Such is the judgment here denounced. Let us conclude by remarking, first, the justice of this doom. Why does he say, let him alone? "Because he is joined to idols. But my people would not hearken to my voice; and Israel would none of me: so I gave them up unto their own hearts' lusts: and they walked in their own counsels." All the punishments he inflicts, are deserved; and he never inflicts them without reluctance. "O that my people had hearkened unto me, and Israel had walked in my ways! O that thou hadst hearkened to my commandments? then had thy peace been as a river, and thy righteousness as the waves of the sea."-But may not God abandon those who have renounced him? Is he compelled to force his favours upon us? Has his patience no bounds? Is he not righteous, as well as gracious? Is there mercy with him, that he may be feared-or insulted?

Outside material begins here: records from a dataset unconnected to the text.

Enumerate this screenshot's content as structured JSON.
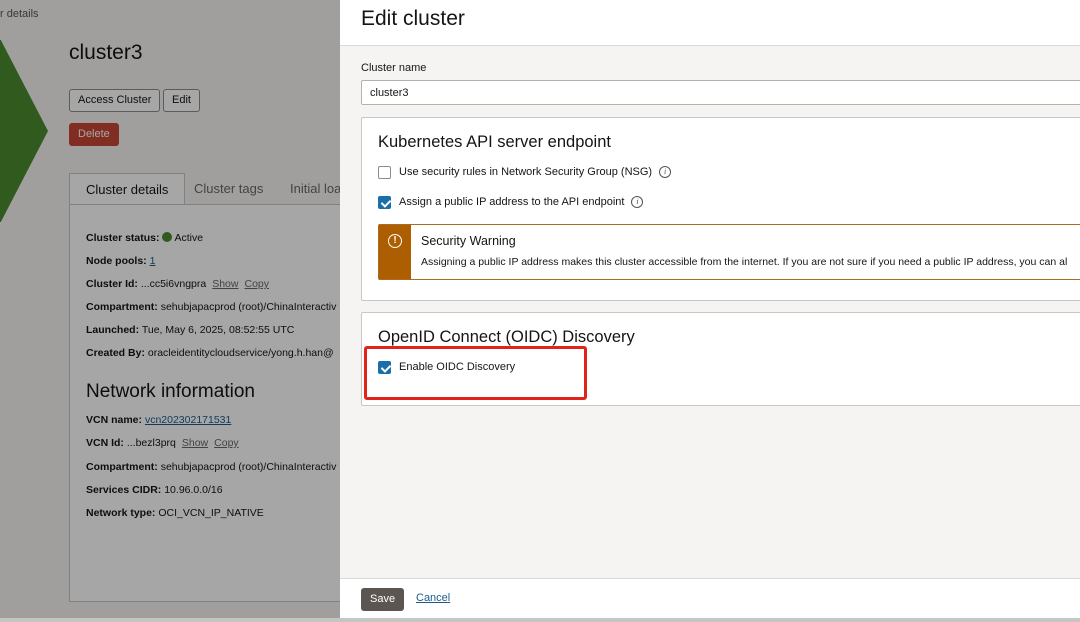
{
  "background": {
    "breadcrumb": "r details",
    "cluster_title": "cluster3",
    "buttons": {
      "access": "Access Cluster",
      "edit": "Edit",
      "delete": "Delete"
    },
    "tabs": [
      "Cluster details",
      "Cluster tags",
      "Initial loa"
    ],
    "details": {
      "status_label": "Cluster status:",
      "status_value": "Active",
      "node_pools_label": "Node pools:",
      "node_pools_value": "1",
      "cluster_id_label": "Cluster Id:",
      "cluster_id_value": "...cc5i6vngpra",
      "show": "Show",
      "copy": "Copy",
      "compartment_label": "Compartment:",
      "compartment_value": "sehubjapacprod (root)/ChinaInteractiv",
      "launched_label": "Launched:",
      "launched_value": "Tue, May 6, 2025, 08:52:55 UTC",
      "created_by_label": "Created By:",
      "created_by_value": "oracleidentitycloudservice/yong.h.han@"
    },
    "network": {
      "title": "Network information",
      "vcn_name_label": "VCN name:",
      "vcn_name_value": "vcn202302171531",
      "vcn_id_label": "VCN Id:",
      "vcn_id_value": "...bezl3prq",
      "compartment_label": "Compartment:",
      "compartment_value": "sehubjapacprod (root)/ChinaInteractiv",
      "services_cidr_label": "Services CIDR:",
      "services_cidr_value": "10.96.0.0/16",
      "network_type_label": "Network type:",
      "network_type_value": "OCI_VCN_IP_NATIVE"
    }
  },
  "drawer": {
    "title": "Edit cluster",
    "cluster_name_label": "Cluster name",
    "cluster_name_value": "cluster3",
    "api_endpoint": {
      "title": "Kubernetes API server endpoint",
      "nsg_label": "Use security rules in Network Security Group (NSG)",
      "nsg_checked": false,
      "public_ip_label": "Assign a public IP address to the API endpoint",
      "public_ip_checked": true,
      "warning_title": "Security Warning",
      "warning_text": "Assigning a public IP address makes this cluster accessible from the internet. If you are not sure if you need a public IP address, you can al"
    },
    "oidc": {
      "title": "OpenID Connect (OIDC) Discovery",
      "enable_label": "Enable OIDC Discovery",
      "enable_checked": true
    },
    "footer": {
      "save": "Save",
      "cancel": "Cancel"
    }
  },
  "colors": {
    "accent": "#1a6fa8",
    "warning": "#ad5e00",
    "danger": "#c74634",
    "highlight": "#e2231a",
    "status_active": "#4c8a2f"
  },
  "icons": {
    "info": "info-icon",
    "warning": "warning-icon",
    "status": "status-dot-icon"
  }
}
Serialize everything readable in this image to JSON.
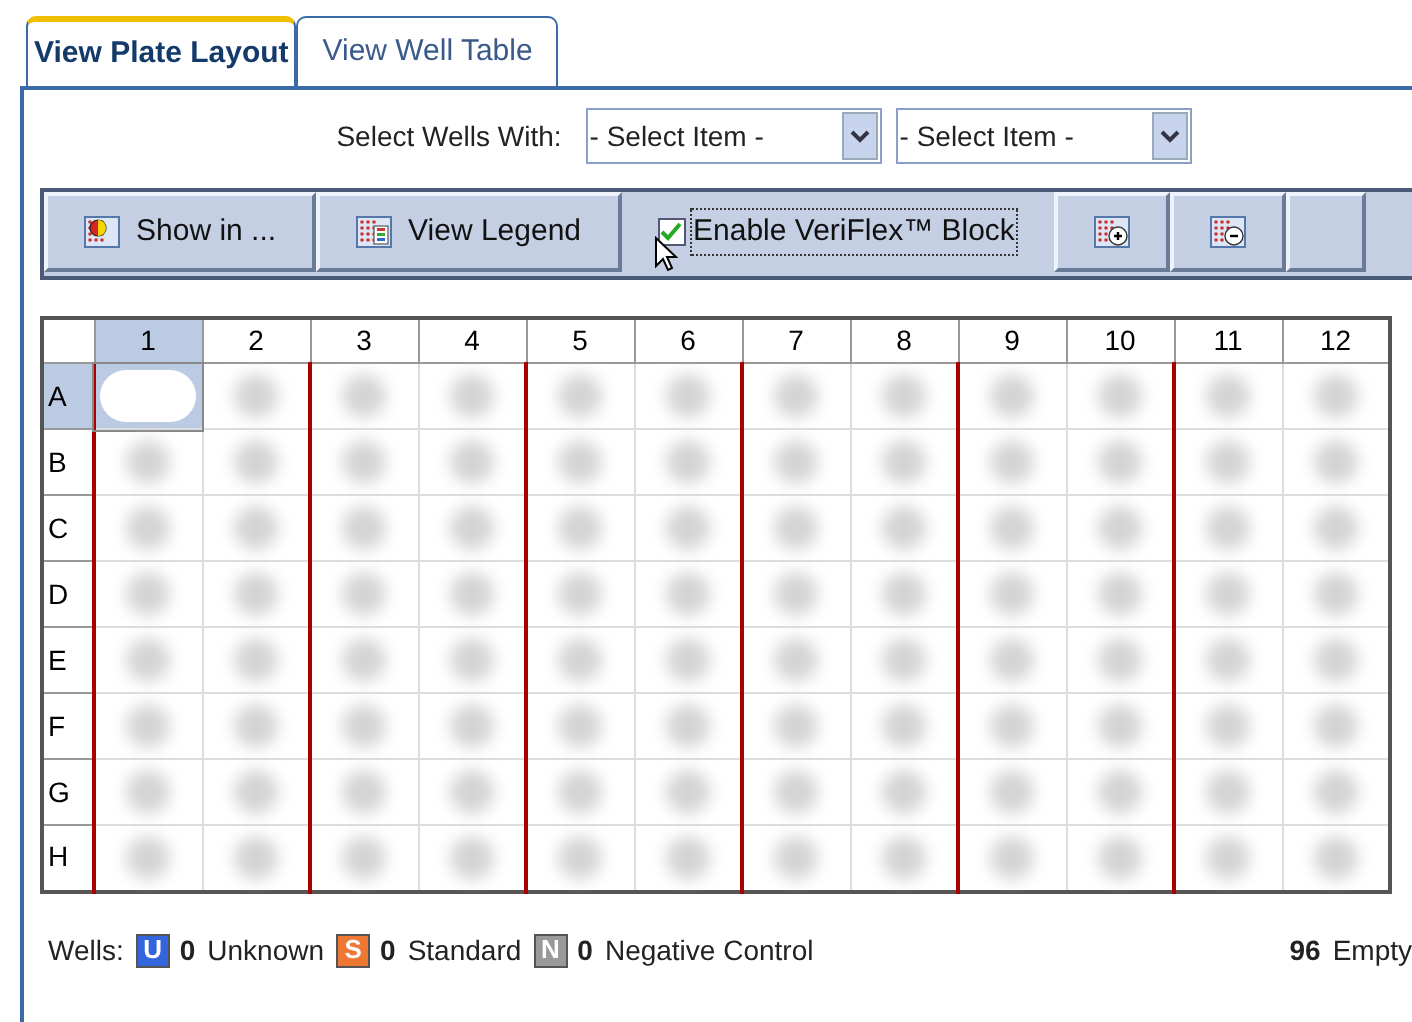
{
  "tabs": [
    {
      "label": "View Plate Layout",
      "selected": true
    },
    {
      "label": "View Well Table",
      "selected": false
    }
  ],
  "select_wells": {
    "label": "Select Wells With:",
    "dropdowns": [
      {
        "value": "- Select Item -"
      },
      {
        "value": "- Select Item -"
      }
    ]
  },
  "toolbar": [
    {
      "kind": "button",
      "label": "Show in ..."
    },
    {
      "kind": "button",
      "label": "View Legend"
    },
    {
      "kind": "checkbox",
      "label": "Enable VeriFlex™ Block",
      "checked": true
    },
    {
      "kind": "zoom-in"
    },
    {
      "kind": "zoom-out"
    },
    {
      "kind": "partial"
    }
  ],
  "plate": {
    "columns": [
      {
        "label": "1",
        "selected": true
      },
      {
        "label": "2",
        "selected": false
      },
      {
        "label": "3",
        "selected": false
      },
      {
        "label": "4",
        "selected": false
      },
      {
        "label": "5",
        "selected": false
      },
      {
        "label": "6",
        "selected": false
      },
      {
        "label": "7",
        "selected": false
      },
      {
        "label": "8",
        "selected": false
      },
      {
        "label": "9",
        "selected": false
      },
      {
        "label": "10",
        "selected": false
      },
      {
        "label": "11",
        "selected": false
      },
      {
        "label": "12",
        "selected": false
      }
    ],
    "rows": [
      {
        "label": "A",
        "selected": true,
        "wells": [
          {
            "selected": true
          },
          {
            "selected": false
          },
          {
            "selected": false
          },
          {
            "selected": false
          },
          {
            "selected": false
          },
          {
            "selected": false
          },
          {
            "selected": false
          },
          {
            "selected": false
          },
          {
            "selected": false
          },
          {
            "selected": false
          },
          {
            "selected": false
          },
          {
            "selected": false
          }
        ]
      },
      {
        "label": "B",
        "selected": false,
        "wells": [
          {
            "selected": false
          },
          {
            "selected": false
          },
          {
            "selected": false
          },
          {
            "selected": false
          },
          {
            "selected": false
          },
          {
            "selected": false
          },
          {
            "selected": false
          },
          {
            "selected": false
          },
          {
            "selected": false
          },
          {
            "selected": false
          },
          {
            "selected": false
          },
          {
            "selected": false
          }
        ]
      },
      {
        "label": "C",
        "selected": false,
        "wells": [
          {
            "selected": false
          },
          {
            "selected": false
          },
          {
            "selected": false
          },
          {
            "selected": false
          },
          {
            "selected": false
          },
          {
            "selected": false
          },
          {
            "selected": false
          },
          {
            "selected": false
          },
          {
            "selected": false
          },
          {
            "selected": false
          },
          {
            "selected": false
          },
          {
            "selected": false
          }
        ]
      },
      {
        "label": "D",
        "selected": false,
        "wells": [
          {
            "selected": false
          },
          {
            "selected": false
          },
          {
            "selected": false
          },
          {
            "selected": false
          },
          {
            "selected": false
          },
          {
            "selected": false
          },
          {
            "selected": false
          },
          {
            "selected": false
          },
          {
            "selected": false
          },
          {
            "selected": false
          },
          {
            "selected": false
          },
          {
            "selected": false
          }
        ]
      },
      {
        "label": "E",
        "selected": false,
        "wells": [
          {
            "selected": false
          },
          {
            "selected": false
          },
          {
            "selected": false
          },
          {
            "selected": false
          },
          {
            "selected": false
          },
          {
            "selected": false
          },
          {
            "selected": false
          },
          {
            "selected": false
          },
          {
            "selected": false
          },
          {
            "selected": false
          },
          {
            "selected": false
          },
          {
            "selected": false
          }
        ]
      },
      {
        "label": "F",
        "selected": false,
        "wells": [
          {
            "selected": false
          },
          {
            "selected": false
          },
          {
            "selected": false
          },
          {
            "selected": false
          },
          {
            "selected": false
          },
          {
            "selected": false
          },
          {
            "selected": false
          },
          {
            "selected": false
          },
          {
            "selected": false
          },
          {
            "selected": false
          },
          {
            "selected": false
          },
          {
            "selected": false
          }
        ]
      },
      {
        "label": "G",
        "selected": false,
        "wells": [
          {
            "selected": false
          },
          {
            "selected": false
          },
          {
            "selected": false
          },
          {
            "selected": false
          },
          {
            "selected": false
          },
          {
            "selected": false
          },
          {
            "selected": false
          },
          {
            "selected": false
          },
          {
            "selected": false
          },
          {
            "selected": false
          },
          {
            "selected": false
          },
          {
            "selected": false
          }
        ]
      },
      {
        "label": "H",
        "selected": false,
        "wells": [
          {
            "selected": false
          },
          {
            "selected": false
          },
          {
            "selected": false
          },
          {
            "selected": false
          },
          {
            "selected": false
          },
          {
            "selected": false
          },
          {
            "selected": false
          },
          {
            "selected": false
          },
          {
            "selected": false
          },
          {
            "selected": false
          },
          {
            "selected": false
          },
          {
            "selected": false
          }
        ]
      }
    ]
  },
  "legend": {
    "label": "Wells:",
    "items": [
      {
        "badge": "U",
        "color": "#3366dd",
        "count": "0",
        "label": "Unknown"
      },
      {
        "badge": "S",
        "color": "#ee7733",
        "count": "0",
        "label": "Standard"
      },
      {
        "badge": "N",
        "color": "#999999",
        "count": "0",
        "label": "Negative Control"
      }
    ],
    "empty": {
      "count": "96",
      "label": "Empty"
    }
  }
}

Your condemnation entirely turns upon a principle, that will at once justify him, and silence you. "Ye will not come to me, that ye might have life.-Because I have called, and ye refused; I have stretched out my hand, and no man regarded; but ye have set at naught all my counsel, and would none of my reproof: I also will laugh at your calamity; I will mock when your fear cometh: when your fear cometh as desolation, and your destruction cometh as a whirlwind; when distress and anguish cometh upon you: then shall they call upon me, but I will not answer;

they shall seek me early, but they shall not find me: for that they hated knowledge, and did not choose the fear of the Lord; they would none of my counsel: they despised all my reproof; therefore shall they eat of the fruit of their own way, and be filled with their own devices."

Secondly. Let me call upon you to fear this judgment. And surely some of you have reason to be alarmed. With some of you the Spirit of God has long been striving; you have had a pious education; you have heard the admonitions of friends; you have seen good examples; you have attended the preaching of the gospel, and have sometimes been deeply affected, and compelled to pray. And after all this you turned again to folly; and have "done despite unto the Spirit of grace." Now you know what he has said. "He that being often reproved, hardeneth his neck, shall suddenly be destroyed, and that without remedy." And you know what he has done. You know, that, provoked by the continued rebellions of Israel, he sware in his wrath that they should not enter into his rest. And you know the master of the feast, incensed by the ungrateful refusal of his kind invitations, gave his servants a new commission, and said, "None of the men that were bidden shall taste of my supper." And what, if, after all your disobedience and perverseness, he should say this of you? What, if, remaining the same after all the methods employed for your conversion, he should say, "He that is unjust, let him be unjust still, and he that is filthy, let him be filthy still.-He is joined to idols, let him alone."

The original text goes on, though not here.